Saúde

Cristo Redentor recebe iluminação especial pelo fim do câncer do colo do útero

Walterson Rosa/MS
No Brasil, são registrados em média 17 mil casos anuais de câncer do colo do útero e cerca de 6,5 mil mortes  |   Bnews - Divulgação Walterson Rosa/MS
Cauan Borges

por Cauan Borges

cauan.borges@bnews.com.br

Publicado em 18/11/2024, às 12h50



Após ser contatado pela Organização Mundial da Saúde (OMS), o Brasil decidiu dar maior visibilidade à eliminação do câncer de colo do útero e conscientizar sobre a importância da imunização. Neste domingo (17), o Cristo Redentor, no Rio de Janeiro, foi iluminado com as cores da campanha, como parte do Illumination Day.

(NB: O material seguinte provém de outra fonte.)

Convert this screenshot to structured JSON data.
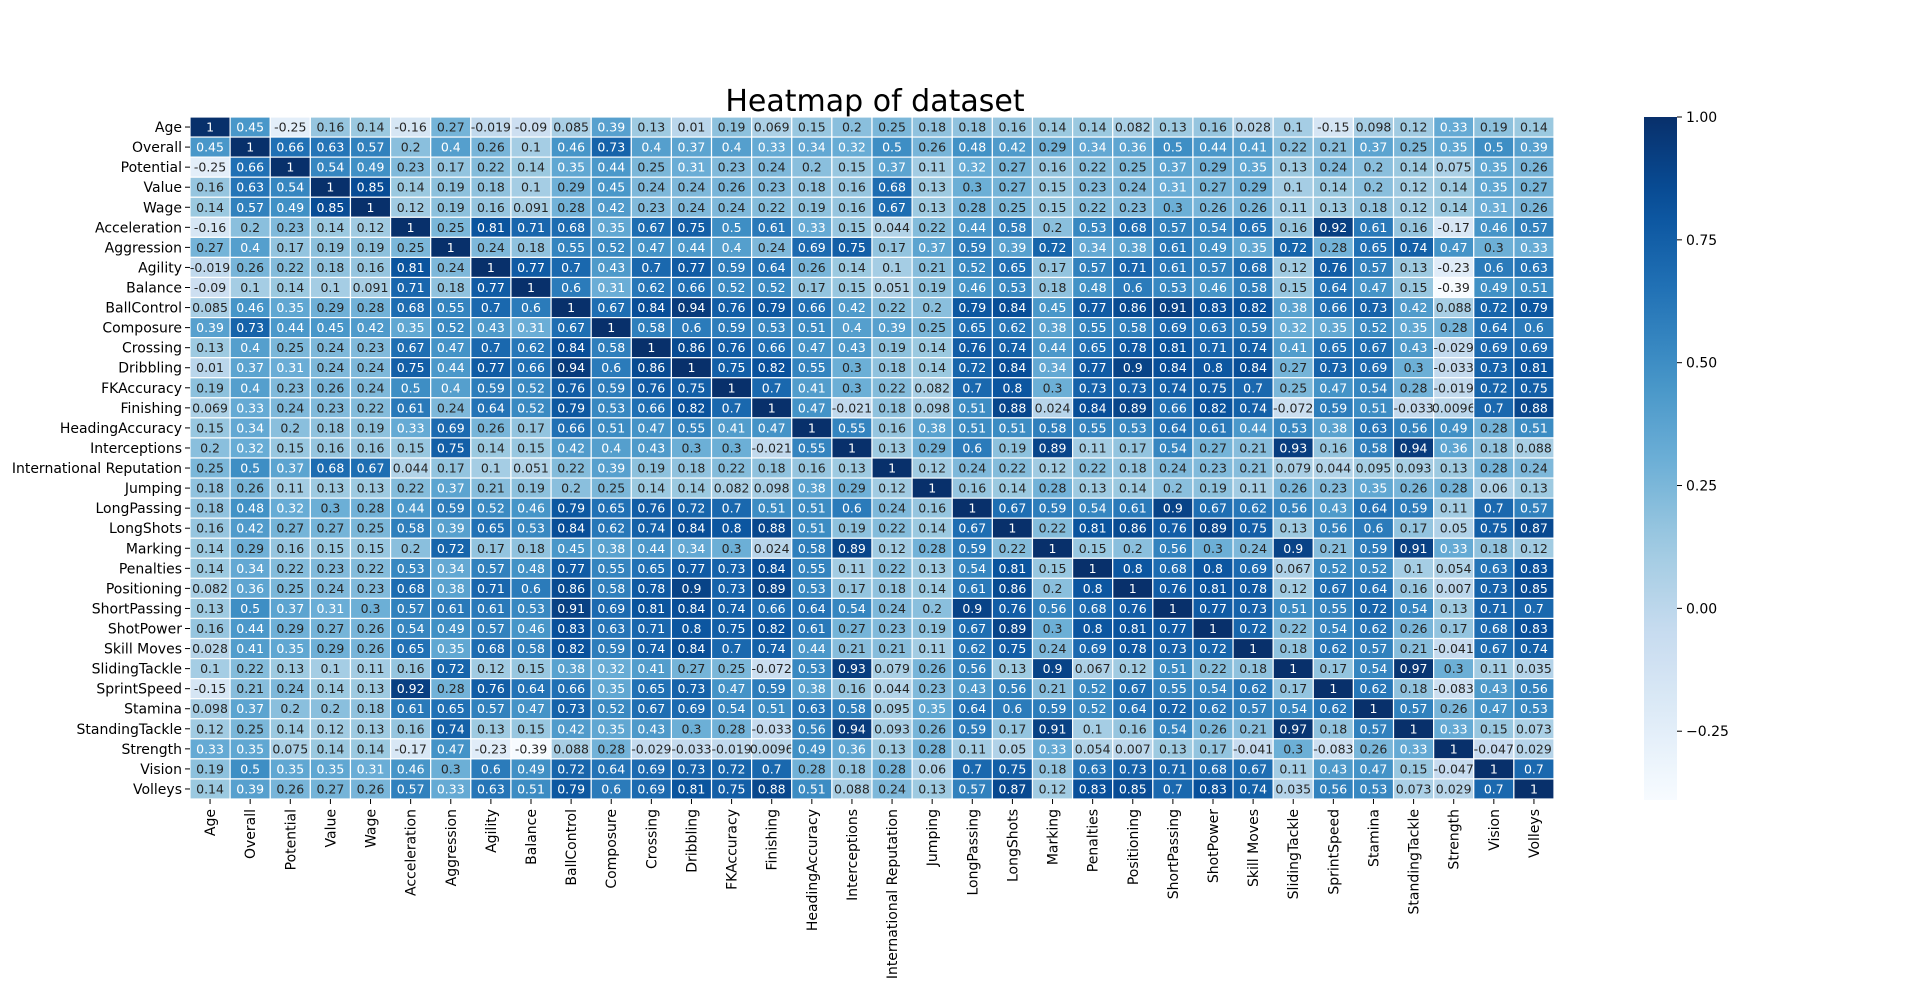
{
  "chart_data": {
    "type": "heatmap",
    "title": "Heatmap of dataset",
    "labels": [
      "Age",
      "Overall",
      "Potential",
      "Value",
      "Wage",
      "Acceleration",
      "Aggression",
      "Agility",
      "Balance",
      "BallControl",
      "Composure",
      "Crossing",
      "Dribbling",
      "FKAccuracy",
      "Finishing",
      "HeadingAccuracy",
      "Interceptions",
      "International Reputation",
      "Jumping",
      "LongPassing",
      "LongShots",
      "Marking",
      "Penalties",
      "Positioning",
      "ShortPassing",
      "ShotPower",
      "Skill Moves",
      "SlidingTackle",
      "SprintSpeed",
      "Stamina",
      "StandingTackle",
      "Strength",
      "Vision",
      "Volleys"
    ],
    "values": [
      [
        "1",
        "0.45",
        "-0.25",
        "0.16",
        "0.14",
        "-0.16",
        "0.27",
        "-0.019",
        "-0.09",
        "0.085",
        "0.39",
        "0.13",
        "0.01",
        "0.19",
        "0.069",
        "0.15",
        "0.2",
        "0.25",
        "0.18",
        "0.18",
        "0.16",
        "0.14",
        "0.14",
        "0.082",
        "0.13",
        "0.16",
        "0.028",
        "0.1",
        "-0.15",
        "0.098",
        "0.12",
        "0.33",
        "0.19",
        "0.14"
      ],
      [
        "0.45",
        "1",
        "0.66",
        "0.63",
        "0.57",
        "0.2",
        "0.4",
        "0.26",
        "0.1",
        "0.46",
        "0.73",
        "0.4",
        "0.37",
        "0.4",
        "0.33",
        "0.34",
        "0.32",
        "0.5",
        "0.26",
        "0.48",
        "0.42",
        "0.29",
        "0.34",
        "0.36",
        "0.5",
        "0.44",
        "0.41",
        "0.22",
        "0.21",
        "0.37",
        "0.25",
        "0.35",
        "0.5",
        "0.39"
      ],
      [
        "-0.25",
        "0.66",
        "1",
        "0.54",
        "0.49",
        "0.23",
        "0.17",
        "0.22",
        "0.14",
        "0.35",
        "0.44",
        "0.25",
        "0.31",
        "0.23",
        "0.24",
        "0.2",
        "0.15",
        "0.37",
        "0.11",
        "0.32",
        "0.27",
        "0.16",
        "0.22",
        "0.25",
        "0.37",
        "0.29",
        "0.35",
        "0.13",
        "0.24",
        "0.2",
        "0.14",
        "0.075",
        "0.35",
        "0.26"
      ],
      [
        "0.16",
        "0.63",
        "0.54",
        "1",
        "0.85",
        "0.14",
        "0.19",
        "0.18",
        "0.1",
        "0.29",
        "0.45",
        "0.24",
        "0.24",
        "0.26",
        "0.23",
        "0.18",
        "0.16",
        "0.68",
        "0.13",
        "0.3",
        "0.27",
        "0.15",
        "0.23",
        "0.24",
        "0.31",
        "0.27",
        "0.29",
        "0.1",
        "0.14",
        "0.2",
        "0.12",
        "0.14",
        "0.35",
        "0.27"
      ],
      [
        "0.14",
        "0.57",
        "0.49",
        "0.85",
        "1",
        "0.12",
        "0.19",
        "0.16",
        "0.091",
        "0.28",
        "0.42",
        "0.23",
        "0.24",
        "0.24",
        "0.22",
        "0.19",
        "0.16",
        "0.67",
        "0.13",
        "0.28",
        "0.25",
        "0.15",
        "0.22",
        "0.23",
        "0.3",
        "0.26",
        "0.26",
        "0.11",
        "0.13",
        "0.18",
        "0.12",
        "0.14",
        "0.31",
        "0.26"
      ],
      [
        "-0.16",
        "0.2",
        "0.23",
        "0.14",
        "0.12",
        "1",
        "0.25",
        "0.81",
        "0.71",
        "0.68",
        "0.35",
        "0.67",
        "0.75",
        "0.5",
        "0.61",
        "0.33",
        "0.15",
        "0.044",
        "0.22",
        "0.44",
        "0.58",
        "0.2",
        "0.53",
        "0.68",
        "0.57",
        "0.54",
        "0.65",
        "0.16",
        "0.92",
        "0.61",
        "0.16",
        "-0.17",
        "0.46",
        "0.57"
      ],
      [
        "0.27",
        "0.4",
        "0.17",
        "0.19",
        "0.19",
        "0.25",
        "1",
        "0.24",
        "0.18",
        "0.55",
        "0.52",
        "0.47",
        "0.44",
        "0.4",
        "0.24",
        "0.69",
        "0.75",
        "0.17",
        "0.37",
        "0.59",
        "0.39",
        "0.72",
        "0.34",
        "0.38",
        "0.61",
        "0.49",
        "0.35",
        "0.72",
        "0.28",
        "0.65",
        "0.74",
        "0.47",
        "0.3",
        "0.33"
      ],
      [
        "-0.019",
        "0.26",
        "0.22",
        "0.18",
        "0.16",
        "0.81",
        "0.24",
        "1",
        "0.77",
        "0.7",
        "0.43",
        "0.7",
        "0.77",
        "0.59",
        "0.64",
        "0.26",
        "0.14",
        "0.1",
        "0.21",
        "0.52",
        "0.65",
        "0.17",
        "0.57",
        "0.71",
        "0.61",
        "0.57",
        "0.68",
        "0.12",
        "0.76",
        "0.57",
        "0.13",
        "-0.23",
        "0.6",
        "0.63"
      ],
      [
        "-0.09",
        "0.1",
        "0.14",
        "0.1",
        "0.091",
        "0.71",
        "0.18",
        "0.77",
        "1",
        "0.6",
        "0.31",
        "0.62",
        "0.66",
        "0.52",
        "0.52",
        "0.17",
        "0.15",
        "0.051",
        "0.19",
        "0.46",
        "0.53",
        "0.18",
        "0.48",
        "0.6",
        "0.53",
        "0.46",
        "0.58",
        "0.15",
        "0.64",
        "0.47",
        "0.15",
        "-0.39",
        "0.49",
        "0.51"
      ],
      [
        "0.085",
        "0.46",
        "0.35",
        "0.29",
        "0.28",
        "0.68",
        "0.55",
        "0.7",
        "0.6",
        "1",
        "0.67",
        "0.84",
        "0.94",
        "0.76",
        "0.79",
        "0.66",
        "0.42",
        "0.22",
        "0.2",
        "0.79",
        "0.84",
        "0.45",
        "0.77",
        "0.86",
        "0.91",
        "0.83",
        "0.82",
        "0.38",
        "0.66",
        "0.73",
        "0.42",
        "0.088",
        "0.72",
        "0.79"
      ],
      [
        "0.39",
        "0.73",
        "0.44",
        "0.45",
        "0.42",
        "0.35",
        "0.52",
        "0.43",
        "0.31",
        "0.67",
        "1",
        "0.58",
        "0.6",
        "0.59",
        "0.53",
        "0.51",
        "0.4",
        "0.39",
        "0.25",
        "0.65",
        "0.62",
        "0.38",
        "0.55",
        "0.58",
        "0.69",
        "0.63",
        "0.59",
        "0.32",
        "0.35",
        "0.52",
        "0.35",
        "0.28",
        "0.64",
        "0.6"
      ],
      [
        "0.13",
        "0.4",
        "0.25",
        "0.24",
        "0.23",
        "0.67",
        "0.47",
        "0.7",
        "0.62",
        "0.84",
        "0.58",
        "1",
        "0.86",
        "0.76",
        "0.66",
        "0.47",
        "0.43",
        "0.19",
        "0.14",
        "0.76",
        "0.74",
        "0.44",
        "0.65",
        "0.78",
        "0.81",
        "0.71",
        "0.74",
        "0.41",
        "0.65",
        "0.67",
        "0.43",
        "-0.029",
        "0.69",
        "0.69"
      ],
      [
        "0.01",
        "0.37",
        "0.31",
        "0.24",
        "0.24",
        "0.75",
        "0.44",
        "0.77",
        "0.66",
        "0.94",
        "0.6",
        "0.86",
        "1",
        "0.75",
        "0.82",
        "0.55",
        "0.3",
        "0.18",
        "0.14",
        "0.72",
        "0.84",
        "0.34",
        "0.77",
        "0.9",
        "0.84",
        "0.8",
        "0.84",
        "0.27",
        "0.73",
        "0.69",
        "0.3",
        "-0.033",
        "0.73",
        "0.81"
      ],
      [
        "0.19",
        "0.4",
        "0.23",
        "0.26",
        "0.24",
        "0.5",
        "0.4",
        "0.59",
        "0.52",
        "0.76",
        "0.59",
        "0.76",
        "0.75",
        "1",
        "0.7",
        "0.41",
        "0.3",
        "0.22",
        "0.082",
        "0.7",
        "0.8",
        "0.3",
        "0.73",
        "0.73",
        "0.74",
        "0.75",
        "0.7",
        "0.25",
        "0.47",
        "0.54",
        "0.28",
        "-0.019",
        "0.72",
        "0.75"
      ],
      [
        "0.069",
        "0.33",
        "0.24",
        "0.23",
        "0.22",
        "0.61",
        "0.24",
        "0.64",
        "0.52",
        "0.79",
        "0.53",
        "0.66",
        "0.82",
        "0.7",
        "1",
        "0.47",
        "-0.021",
        "0.18",
        "0.098",
        "0.51",
        "0.88",
        "0.024",
        "0.84",
        "0.89",
        "0.66",
        "0.82",
        "0.74",
        "-0.072",
        "0.59",
        "0.51",
        "-0.033",
        "0.0096",
        "0.7",
        "0.88"
      ],
      [
        "0.15",
        "0.34",
        "0.2",
        "0.18",
        "0.19",
        "0.33",
        "0.69",
        "0.26",
        "0.17",
        "0.66",
        "0.51",
        "0.47",
        "0.55",
        "0.41",
        "0.47",
        "1",
        "0.55",
        "0.16",
        "0.38",
        "0.51",
        "0.51",
        "0.58",
        "0.55",
        "0.53",
        "0.64",
        "0.61",
        "0.44",
        "0.53",
        "0.38",
        "0.63",
        "0.56",
        "0.49",
        "0.28",
        "0.51"
      ],
      [
        "0.2",
        "0.32",
        "0.15",
        "0.16",
        "0.16",
        "0.15",
        "0.75",
        "0.14",
        "0.15",
        "0.42",
        "0.4",
        "0.43",
        "0.3",
        "0.3",
        "-0.021",
        "0.55",
        "1",
        "0.13",
        "0.29",
        "0.6",
        "0.19",
        "0.89",
        "0.11",
        "0.17",
        "0.54",
        "0.27",
        "0.21",
        "0.93",
        "0.16",
        "0.58",
        "0.94",
        "0.36",
        "0.18",
        "0.088"
      ],
      [
        "0.25",
        "0.5",
        "0.37",
        "0.68",
        "0.67",
        "0.044",
        "0.17",
        "0.1",
        "0.051",
        "0.22",
        "0.39",
        "0.19",
        "0.18",
        "0.22",
        "0.18",
        "0.16",
        "0.13",
        "1",
        "0.12",
        "0.24",
        "0.22",
        "0.12",
        "0.22",
        "0.18",
        "0.24",
        "0.23",
        "0.21",
        "0.079",
        "0.044",
        "0.095",
        "0.093",
        "0.13",
        "0.28",
        "0.24"
      ],
      [
        "0.18",
        "0.26",
        "0.11",
        "0.13",
        "0.13",
        "0.22",
        "0.37",
        "0.21",
        "0.19",
        "0.2",
        "0.25",
        "0.14",
        "0.14",
        "0.082",
        "0.098",
        "0.38",
        "0.29",
        "0.12",
        "1",
        "0.16",
        "0.14",
        "0.28",
        "0.13",
        "0.14",
        "0.2",
        "0.19",
        "0.11",
        "0.26",
        "0.23",
        "0.35",
        "0.26",
        "0.28",
        "0.06",
        "0.13"
      ],
      [
        "0.18",
        "0.48",
        "0.32",
        "0.3",
        "0.28",
        "0.44",
        "0.59",
        "0.52",
        "0.46",
        "0.79",
        "0.65",
        "0.76",
        "0.72",
        "0.7",
        "0.51",
        "0.51",
        "0.6",
        "0.24",
        "0.16",
        "1",
        "0.67",
        "0.59",
        "0.54",
        "0.61",
        "0.9",
        "0.67",
        "0.62",
        "0.56",
        "0.43",
        "0.64",
        "0.59",
        "0.11",
        "0.7",
        "0.57"
      ],
      [
        "0.16",
        "0.42",
        "0.27",
        "0.27",
        "0.25",
        "0.58",
        "0.39",
        "0.65",
        "0.53",
        "0.84",
        "0.62",
        "0.74",
        "0.84",
        "0.8",
        "0.88",
        "0.51",
        "0.19",
        "0.22",
        "0.14",
        "0.67",
        "1",
        "0.22",
        "0.81",
        "0.86",
        "0.76",
        "0.89",
        "0.75",
        "0.13",
        "0.56",
        "0.6",
        "0.17",
        "0.05",
        "0.75",
        "0.87"
      ],
      [
        "0.14",
        "0.29",
        "0.16",
        "0.15",
        "0.15",
        "0.2",
        "0.72",
        "0.17",
        "0.18",
        "0.45",
        "0.38",
        "0.44",
        "0.34",
        "0.3",
        "0.024",
        "0.58",
        "0.89",
        "0.12",
        "0.28",
        "0.59",
        "0.22",
        "1",
        "0.15",
        "0.2",
        "0.56",
        "0.3",
        "0.24",
        "0.9",
        "0.21",
        "0.59",
        "0.91",
        "0.33",
        "0.18",
        "0.12"
      ],
      [
        "0.14",
        "0.34",
        "0.22",
        "0.23",
        "0.22",
        "0.53",
        "0.34",
        "0.57",
        "0.48",
        "0.77",
        "0.55",
        "0.65",
        "0.77",
        "0.73",
        "0.84",
        "0.55",
        "0.11",
        "0.22",
        "0.13",
        "0.54",
        "0.81",
        "0.15",
        "1",
        "0.8",
        "0.68",
        "0.8",
        "0.69",
        "0.067",
        "0.52",
        "0.52",
        "0.1",
        "0.054",
        "0.63",
        "0.83"
      ],
      [
        "0.082",
        "0.36",
        "0.25",
        "0.24",
        "0.23",
        "0.68",
        "0.38",
        "0.71",
        "0.6",
        "0.86",
        "0.58",
        "0.78",
        "0.9",
        "0.73",
        "0.89",
        "0.53",
        "0.17",
        "0.18",
        "0.14",
        "0.61",
        "0.86",
        "0.2",
        "0.8",
        "1",
        "0.76",
        "0.81",
        "0.78",
        "0.12",
        "0.67",
        "0.64",
        "0.16",
        "0.007",
        "0.73",
        "0.85"
      ],
      [
        "0.13",
        "0.5",
        "0.37",
        "0.31",
        "0.3",
        "0.57",
        "0.61",
        "0.61",
        "0.53",
        "0.91",
        "0.69",
        "0.81",
        "0.84",
        "0.74",
        "0.66",
        "0.64",
        "0.54",
        "0.24",
        "0.2",
        "0.9",
        "0.76",
        "0.56",
        "0.68",
        "0.76",
        "1",
        "0.77",
        "0.73",
        "0.51",
        "0.55",
        "0.72",
        "0.54",
        "0.13",
        "0.71",
        "0.7"
      ],
      [
        "0.16",
        "0.44",
        "0.29",
        "0.27",
        "0.26",
        "0.54",
        "0.49",
        "0.57",
        "0.46",
        "0.83",
        "0.63",
        "0.71",
        "0.8",
        "0.75",
        "0.82",
        "0.61",
        "0.27",
        "0.23",
        "0.19",
        "0.67",
        "0.89",
        "0.3",
        "0.8",
        "0.81",
        "0.77",
        "1",
        "0.72",
        "0.22",
        "0.54",
        "0.62",
        "0.26",
        "0.17",
        "0.68",
        "0.83"
      ],
      [
        "0.028",
        "0.41",
        "0.35",
        "0.29",
        "0.26",
        "0.65",
        "0.35",
        "0.68",
        "0.58",
        "0.82",
        "0.59",
        "0.74",
        "0.84",
        "0.7",
        "0.74",
        "0.44",
        "0.21",
        "0.21",
        "0.11",
        "0.62",
        "0.75",
        "0.24",
        "0.69",
        "0.78",
        "0.73",
        "0.72",
        "1",
        "0.18",
        "0.62",
        "0.57",
        "0.21",
        "-0.041",
        "0.67",
        "0.74"
      ],
      [
        "0.1",
        "0.22",
        "0.13",
        "0.1",
        "0.11",
        "0.16",
        "0.72",
        "0.12",
        "0.15",
        "0.38",
        "0.32",
        "0.41",
        "0.27",
        "0.25",
        "-0.072",
        "0.53",
        "0.93",
        "0.079",
        "0.26",
        "0.56",
        "0.13",
        "0.9",
        "0.067",
        "0.12",
        "0.51",
        "0.22",
        "0.18",
        "1",
        "0.17",
        "0.54",
        "0.97",
        "0.3",
        "0.11",
        "0.035"
      ],
      [
        "-0.15",
        "0.21",
        "0.24",
        "0.14",
        "0.13",
        "0.92",
        "0.28",
        "0.76",
        "0.64",
        "0.66",
        "0.35",
        "0.65",
        "0.73",
        "0.47",
        "0.59",
        "0.38",
        "0.16",
        "0.044",
        "0.23",
        "0.43",
        "0.56",
        "0.21",
        "0.52",
        "0.67",
        "0.55",
        "0.54",
        "0.62",
        "0.17",
        "1",
        "0.62",
        "0.18",
        "-0.083",
        "0.43",
        "0.56"
      ],
      [
        "0.098",
        "0.37",
        "0.2",
        "0.2",
        "0.18",
        "0.61",
        "0.65",
        "0.57",
        "0.47",
        "0.73",
        "0.52",
        "0.67",
        "0.69",
        "0.54",
        "0.51",
        "0.63",
        "0.58",
        "0.095",
        "0.35",
        "0.64",
        "0.6",
        "0.59",
        "0.52",
        "0.64",
        "0.72",
        "0.62",
        "0.57",
        "0.54",
        "0.62",
        "1",
        "0.57",
        "0.26",
        "0.47",
        "0.53"
      ],
      [
        "0.12",
        "0.25",
        "0.14",
        "0.12",
        "0.13",
        "0.16",
        "0.74",
        "0.13",
        "0.15",
        "0.42",
        "0.35",
        "0.43",
        "0.3",
        "0.28",
        "-0.033",
        "0.56",
        "0.94",
        "0.093",
        "0.26",
        "0.59",
        "0.17",
        "0.91",
        "0.1",
        "0.16",
        "0.54",
        "0.26",
        "0.21",
        "0.97",
        "0.18",
        "0.57",
        "1",
        "0.33",
        "0.15",
        "0.073"
      ],
      [
        "0.33",
        "0.35",
        "0.075",
        "0.14",
        "0.14",
        "-0.17",
        "0.47",
        "-0.23",
        "-0.39",
        "0.088",
        "0.28",
        "-0.029",
        "-0.033",
        "-0.019",
        "0.0096",
        "0.49",
        "0.36",
        "0.13",
        "0.28",
        "0.11",
        "0.05",
        "0.33",
        "0.054",
        "0.007",
        "0.13",
        "0.17",
        "-0.041",
        "0.3",
        "-0.083",
        "0.26",
        "0.33",
        "1",
        "-0.047",
        "0.029"
      ],
      [
        "0.19",
        "0.5",
        "0.35",
        "0.35",
        "0.31",
        "0.46",
        "0.3",
        "0.6",
        "0.49",
        "0.72",
        "0.64",
        "0.69",
        "0.73",
        "0.72",
        "0.7",
        "0.28",
        "0.18",
        "0.28",
        "0.06",
        "0.7",
        "0.75",
        "0.18",
        "0.63",
        "0.73",
        "0.71",
        "0.68",
        "0.67",
        "0.11",
        "0.43",
        "0.47",
        "0.15",
        "-0.047",
        "1",
        "0.7"
      ],
      [
        "0.14",
        "0.39",
        "0.26",
        "0.27",
        "0.26",
        "0.57",
        "0.33",
        "0.63",
        "0.51",
        "0.79",
        "0.6",
        "0.69",
        "0.81",
        "0.75",
        "0.88",
        "0.51",
        "0.088",
        "0.24",
        "0.13",
        "0.57",
        "0.87",
        "0.12",
        "0.83",
        "0.85",
        "0.7",
        "0.83",
        "0.74",
        "0.035",
        "0.56",
        "0.53",
        "0.073",
        "0.029",
        "0.7",
        "1"
      ]
    ],
    "colormap": "Blues",
    "vmin": -0.39,
    "vmax": 1,
    "colorbar_ticks": [
      "1.00",
      "0.75",
      "0.50",
      "0.25",
      "0.00",
      "−0.25"
    ],
    "grid_line_color": "#ffffff",
    "annotated": true
  }
}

No Brasil, são registrados, em média, 17 mil casos anuais de câncer cervical, com cerca de 6,5 mil mortes. Esse tipo de câncer é o terceiro mais incidente entre as mulheres, atrás apenas do câncer colorretal e de mama.

Em ação global para a eliminação do câncer de colo do útero, a ministra da Saúde, Nísia Trindade, destacou a estratégia adotada nesta gestão, com a aplicação de uma dose única contra o HPV para pessoas de 9 a 14 anos, com vacinação nas escolas.

“A retomada de políticas importantes, como a vacinação nas escolas, comprova a determinação do Governo Federal em, de fato, promover mudanças no Brasil. Como resultado, em 2023, aumentamos a cobertura vacinal em 42% em relação a 2022”, detalhou. Ela também mencionou a inclusão de novos públicos em situação de vulnerabilidade para a imunização, como vítimas de violência sexual e usuários da PrEP.

“Essa estratégia é prioritária para nós. Em 2023, o Brasil avançou no enfrentamento de muitas doenças e reverteu o retrocesso registrado desde 2016. Recentemente, fomos recertificados pela eliminação do sarampo, recuperando o status das Américas como região livre de sarampo endêmico, um resultado do fortalecimento do sistema de vacinação brasileiro", completou a ministra.

A vacinação depende do Ministério da Saúde, do movimento científico e da mobilização da sociedade civil”, acrescentou Nísia Trindade, que foi homenageada pelo Movimento Brasil sem Câncer do Colo do Útero.

A ministra também falou sobre a incorporação da tecnologia de testagem molecular no Sistema Único de Saúde (SUS).

“Com apoio do Instituto Nacional de Câncer (INCA), estamos elaborando novas diretrizes, que serão submetidas à consulta pública, para orientar a implantação nos estados e municípios. Em breve, todos os usuários do SUS terão acesso ao exame. Estamos transformando o campus do INCA, referência em oncologia no Brasil, em um moderno complexo de assistência, em parceria com o BNDES. Avanços importantes já foram conquistados, e outros estão por vir”, afirmou.